What is the EU AI Act and how does its risk-based framework work?
The EU AI Act defines a risk-based compliance system determining the extent of regulation each AI system faces.
Every AI system is assessed based on its potential impact on individuals and society, leading to one of four categories:
Unacceptable Risk: AI practices that threaten human rights or Union values are banned. Violations can result in the highest administrative fines.
High Risk: Systems affecting safety or fundamental rights—such as those used in critical infrastructure, law enforcement, healthcare, or education—must comply with detailed technical and procedural requirements.
Specific Risk (Transparency): Systems not deemed high-risk, including General-Purpose AI (GPAI) models, must fulfill transparency obligations, such as disclosing AI-generated content.
Minimal or No Risk: Most AI applications fall in this category and face minimal requirements, though voluntary codes of conduct are encouraged.
Which AI practices are banned as “unacceptable risk,” and when do the bans apply?
Practices posing an unacceptable risk are strictly prohibited as they violate EU values and fundamental rights.
These prohibitions become applicable on 2 February 2025.
Banned AI practices include:
Manipulative or subliminal techniques that distort human behavior and cause significant harm.
Exploitation of vulnerable groups, such as children or persons with disabilities, leading to behavioral manipulation.
Social scoring systems that unfairly classify or penalize individuals based on predicted characteristics or behavior.
Creation of facial recognition databases through large-scale scraping of internet or CCTV data.
Emotion recognition in workplaces or schools, except for safety or medical purposes.
Biometric categorization systems used to infer sensitive attributes, such as race, religion, or political opinion.
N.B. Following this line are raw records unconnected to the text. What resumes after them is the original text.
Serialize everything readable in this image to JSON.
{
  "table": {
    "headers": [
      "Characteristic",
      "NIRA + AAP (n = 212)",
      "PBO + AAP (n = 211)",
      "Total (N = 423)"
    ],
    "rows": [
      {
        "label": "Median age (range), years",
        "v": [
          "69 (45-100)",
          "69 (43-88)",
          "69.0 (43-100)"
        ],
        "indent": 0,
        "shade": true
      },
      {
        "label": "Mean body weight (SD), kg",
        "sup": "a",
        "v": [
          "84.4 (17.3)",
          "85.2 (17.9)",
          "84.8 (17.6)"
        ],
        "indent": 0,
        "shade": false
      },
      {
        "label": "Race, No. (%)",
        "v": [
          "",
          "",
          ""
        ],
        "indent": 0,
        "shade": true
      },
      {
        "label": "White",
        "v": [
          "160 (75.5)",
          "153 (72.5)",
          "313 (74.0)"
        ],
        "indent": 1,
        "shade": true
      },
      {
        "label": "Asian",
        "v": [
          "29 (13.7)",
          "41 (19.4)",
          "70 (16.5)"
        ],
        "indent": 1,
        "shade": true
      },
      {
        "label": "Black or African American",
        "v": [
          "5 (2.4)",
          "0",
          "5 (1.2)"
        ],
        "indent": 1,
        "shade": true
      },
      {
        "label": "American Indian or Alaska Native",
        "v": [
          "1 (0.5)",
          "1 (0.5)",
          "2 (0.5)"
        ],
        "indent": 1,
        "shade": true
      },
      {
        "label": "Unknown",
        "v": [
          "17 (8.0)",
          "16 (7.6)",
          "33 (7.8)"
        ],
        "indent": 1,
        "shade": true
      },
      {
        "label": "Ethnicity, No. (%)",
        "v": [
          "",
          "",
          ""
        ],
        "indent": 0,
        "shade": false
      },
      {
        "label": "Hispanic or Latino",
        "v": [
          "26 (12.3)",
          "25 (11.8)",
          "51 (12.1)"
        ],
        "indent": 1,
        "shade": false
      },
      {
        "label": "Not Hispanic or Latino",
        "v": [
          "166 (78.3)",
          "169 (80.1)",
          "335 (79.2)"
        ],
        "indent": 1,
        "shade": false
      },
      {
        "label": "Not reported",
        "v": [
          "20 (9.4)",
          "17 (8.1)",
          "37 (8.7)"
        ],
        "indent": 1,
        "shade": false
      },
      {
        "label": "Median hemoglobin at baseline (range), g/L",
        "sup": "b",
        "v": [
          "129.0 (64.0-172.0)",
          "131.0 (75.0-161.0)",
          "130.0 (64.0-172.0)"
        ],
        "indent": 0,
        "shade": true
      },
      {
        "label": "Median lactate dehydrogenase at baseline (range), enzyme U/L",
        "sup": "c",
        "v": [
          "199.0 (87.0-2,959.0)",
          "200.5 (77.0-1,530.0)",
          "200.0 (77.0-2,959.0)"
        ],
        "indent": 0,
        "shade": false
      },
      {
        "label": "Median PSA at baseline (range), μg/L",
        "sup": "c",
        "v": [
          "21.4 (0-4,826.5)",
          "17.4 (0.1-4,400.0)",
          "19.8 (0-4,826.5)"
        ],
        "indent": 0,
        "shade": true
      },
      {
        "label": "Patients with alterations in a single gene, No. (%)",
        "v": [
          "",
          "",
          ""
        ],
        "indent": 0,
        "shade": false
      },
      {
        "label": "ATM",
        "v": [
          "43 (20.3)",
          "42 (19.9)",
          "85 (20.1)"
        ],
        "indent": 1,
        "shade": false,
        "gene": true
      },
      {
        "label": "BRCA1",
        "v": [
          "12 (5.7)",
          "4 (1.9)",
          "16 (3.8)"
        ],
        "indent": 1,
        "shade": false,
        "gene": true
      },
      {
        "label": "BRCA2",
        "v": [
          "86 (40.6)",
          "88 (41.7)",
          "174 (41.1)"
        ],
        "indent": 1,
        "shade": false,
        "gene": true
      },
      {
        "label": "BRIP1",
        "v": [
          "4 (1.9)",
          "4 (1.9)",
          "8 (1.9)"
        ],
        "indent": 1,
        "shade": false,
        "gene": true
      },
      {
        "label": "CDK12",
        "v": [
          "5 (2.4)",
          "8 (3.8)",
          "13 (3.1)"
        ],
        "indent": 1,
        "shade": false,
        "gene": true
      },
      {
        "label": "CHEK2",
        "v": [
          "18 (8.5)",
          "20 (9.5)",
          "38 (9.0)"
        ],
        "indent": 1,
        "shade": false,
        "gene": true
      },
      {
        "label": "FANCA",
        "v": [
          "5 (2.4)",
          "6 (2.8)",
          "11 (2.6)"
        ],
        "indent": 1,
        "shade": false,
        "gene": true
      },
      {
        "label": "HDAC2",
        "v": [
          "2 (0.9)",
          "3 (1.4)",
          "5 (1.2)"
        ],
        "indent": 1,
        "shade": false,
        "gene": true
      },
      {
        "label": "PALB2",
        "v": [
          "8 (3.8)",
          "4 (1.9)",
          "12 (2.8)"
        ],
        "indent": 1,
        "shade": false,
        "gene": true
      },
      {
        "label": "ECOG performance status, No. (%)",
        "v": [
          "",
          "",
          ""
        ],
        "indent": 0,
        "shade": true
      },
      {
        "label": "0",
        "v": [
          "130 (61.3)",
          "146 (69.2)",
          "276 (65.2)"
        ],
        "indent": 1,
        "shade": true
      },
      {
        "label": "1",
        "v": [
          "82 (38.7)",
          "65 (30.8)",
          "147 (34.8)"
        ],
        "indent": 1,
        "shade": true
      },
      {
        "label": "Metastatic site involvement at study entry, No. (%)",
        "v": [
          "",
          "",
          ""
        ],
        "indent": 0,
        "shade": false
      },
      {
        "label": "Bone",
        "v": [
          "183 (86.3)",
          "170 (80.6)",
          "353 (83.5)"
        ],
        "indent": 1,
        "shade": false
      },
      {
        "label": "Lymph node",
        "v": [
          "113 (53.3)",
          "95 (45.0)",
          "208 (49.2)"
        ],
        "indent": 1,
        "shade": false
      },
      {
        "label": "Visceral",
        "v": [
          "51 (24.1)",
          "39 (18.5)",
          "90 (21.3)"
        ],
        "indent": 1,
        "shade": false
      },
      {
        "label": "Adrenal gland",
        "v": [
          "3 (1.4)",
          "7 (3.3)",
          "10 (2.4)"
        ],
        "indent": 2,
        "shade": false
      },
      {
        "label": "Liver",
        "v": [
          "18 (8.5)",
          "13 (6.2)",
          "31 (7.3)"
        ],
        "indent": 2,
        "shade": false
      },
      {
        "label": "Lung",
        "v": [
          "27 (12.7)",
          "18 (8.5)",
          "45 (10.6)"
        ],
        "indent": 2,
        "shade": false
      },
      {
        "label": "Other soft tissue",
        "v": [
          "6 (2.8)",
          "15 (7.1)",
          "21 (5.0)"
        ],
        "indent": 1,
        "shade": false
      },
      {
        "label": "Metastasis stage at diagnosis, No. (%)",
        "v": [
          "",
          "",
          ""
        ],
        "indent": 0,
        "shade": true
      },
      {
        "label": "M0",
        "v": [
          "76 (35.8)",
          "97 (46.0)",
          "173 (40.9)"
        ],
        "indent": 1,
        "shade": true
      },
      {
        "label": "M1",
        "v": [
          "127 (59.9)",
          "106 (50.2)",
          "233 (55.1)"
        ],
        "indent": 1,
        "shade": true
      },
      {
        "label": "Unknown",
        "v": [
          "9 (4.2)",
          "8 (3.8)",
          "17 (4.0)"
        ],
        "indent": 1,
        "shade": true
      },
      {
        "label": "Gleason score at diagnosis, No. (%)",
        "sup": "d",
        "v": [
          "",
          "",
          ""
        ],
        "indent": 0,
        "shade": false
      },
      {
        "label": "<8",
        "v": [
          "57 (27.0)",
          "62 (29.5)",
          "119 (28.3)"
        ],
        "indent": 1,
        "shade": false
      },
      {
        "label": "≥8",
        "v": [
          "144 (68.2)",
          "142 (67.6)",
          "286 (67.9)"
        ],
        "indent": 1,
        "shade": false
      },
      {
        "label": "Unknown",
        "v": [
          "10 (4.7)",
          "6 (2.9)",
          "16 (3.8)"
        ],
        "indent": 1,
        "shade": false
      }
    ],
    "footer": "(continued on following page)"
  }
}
“Real-time” remote biometric identification in public spaces for law enforcement, except in strictly defined cases, such as locating missing persons or preventing serious crimes.
What are the mandatory requirements for providers of High-Risk AI systems?
Providers of high-risk AI systems must meet the obligations set out in Chapter III, Section 2 of the Regulation.
These include:
Risk Management System (RMS): Establish and maintain a continuous process to identify and mitigate foreseeable risks throughout the system’s lifecycle.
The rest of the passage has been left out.